Entah pria gila dari mana yang Gisca tengah hadapi saat ini, yang pasti ia masih tidak habis pikir ada pria yang berstatus sebagai 'pacar orang' kini terang-terangan sedang berusaha mendekatinya.
Parahnya lagi, Saga adalah pacar dari Sela. Teman Gisca sendiri! Bukankah sangat tidak waras pria itu berusaha merayunya?
Ya, apa namanya kalau bukan merayu? Dasar playboy sinting!
Percuma tampan kalau ketampanannya digunakan untuk hal kotor seperti itu.
Gisca tentu jangan sampai terbuai. Persetan dengan wajah tampan dan tubuh yang sempurna. Seharusnya ia tidak boleh tergoda. Sangat tidak boleh!
Saat ini, tidak peduli hari sudah malam, selagi Sela belum pulang, Gisca menunggu panggilannya diangkat oleh Saga. Tentunya ia menghubungi nomor Saga yang tertera di balik kertas tadi.
"Halo, dengan Saga di sini," sapa Saga di ujung telepon sana yang sangat sok imut.
"Kamu gila?! Sebenarnya apa yang kamu rencanakan?" kesal Gisca tanpa mau berbasa-basi.
"Wah, sepertinya aku tahu siapa yang menelepon," balas Saga. "Sejujurnya aku agak kecewa, kenapa baru menghubungi sekarang padahal aku pergi dari tadi sore? Apa kamu baru menemukan dompetku?"
"Sial. Balikin dompet aku sekarang juga!"
"Tentunya kamu harus balikin dompetku juga dong," jawab Saga santai.
"Sebenarnya maksud kamu apa, sih, ngelakuin hal sekonyol ini? Apa kamu nggak mikir ... apa jadinya kalau yang menemukan dompetnya itu Sela?
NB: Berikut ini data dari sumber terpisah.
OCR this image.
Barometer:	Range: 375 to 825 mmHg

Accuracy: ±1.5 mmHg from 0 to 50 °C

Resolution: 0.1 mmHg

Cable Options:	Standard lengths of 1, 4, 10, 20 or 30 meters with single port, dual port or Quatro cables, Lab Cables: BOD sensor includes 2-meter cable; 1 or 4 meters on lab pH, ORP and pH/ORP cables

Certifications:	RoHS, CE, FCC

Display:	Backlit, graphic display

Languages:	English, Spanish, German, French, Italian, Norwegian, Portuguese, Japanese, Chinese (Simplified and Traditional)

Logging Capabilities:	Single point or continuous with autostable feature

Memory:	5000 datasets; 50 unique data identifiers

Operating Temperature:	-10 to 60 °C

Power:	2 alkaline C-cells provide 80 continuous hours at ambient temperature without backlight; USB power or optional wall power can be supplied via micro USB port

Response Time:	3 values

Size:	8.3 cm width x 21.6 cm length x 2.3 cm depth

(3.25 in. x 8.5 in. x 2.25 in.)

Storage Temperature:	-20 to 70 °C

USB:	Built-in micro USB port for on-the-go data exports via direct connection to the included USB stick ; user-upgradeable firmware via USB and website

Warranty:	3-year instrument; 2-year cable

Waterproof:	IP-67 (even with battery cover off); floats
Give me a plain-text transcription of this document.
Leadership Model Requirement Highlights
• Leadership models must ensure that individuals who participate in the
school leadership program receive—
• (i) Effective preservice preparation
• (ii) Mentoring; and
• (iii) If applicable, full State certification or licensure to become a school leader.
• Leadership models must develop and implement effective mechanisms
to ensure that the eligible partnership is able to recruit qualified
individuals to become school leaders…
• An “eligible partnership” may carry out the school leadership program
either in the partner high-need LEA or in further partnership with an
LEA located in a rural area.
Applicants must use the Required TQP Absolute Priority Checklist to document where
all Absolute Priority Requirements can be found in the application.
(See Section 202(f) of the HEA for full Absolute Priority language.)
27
Dia pasti mikir yang nggak-nggak."
"Aku cuma lagi iseng aja, ngisi waktu luang dengan cara mengenal kamu lebih dekat," jawab Saga tanpa merasa berdosa. "Kamu bilang gimana kalau Sela yang nemuin? Hmm, tapi kenyataannya kamu yang nemuin, kan? Bukan Sela."
"Kamu pasti beneran nggak waras. Aku ini teman Sela. Kenapa kamu begini?"
"Loh, memangnya kenapa kalau kamu teman dari pacarku? Bukankah bagus."
"Apa? Bagus kamu bilang?"
"Iya bagus. Kenapa? Kamu mau lapor sama Sela kalau aku begini? Silakan aja kalau mau mencari masalah."
Gisca terdiam. Memang sempat terbesit keinginan untuk menceritakan apa yang dialaminya pada Sela, tapi Gisca tidak siap dengan risiko terburuk. Sekalipun menceritakan yang sebenarnya terlebih dirinya tidak salah, tetap saja Gisca takut perasaan Sela pada Saga bisa mempengaruhi jalan pikiran wanita itu.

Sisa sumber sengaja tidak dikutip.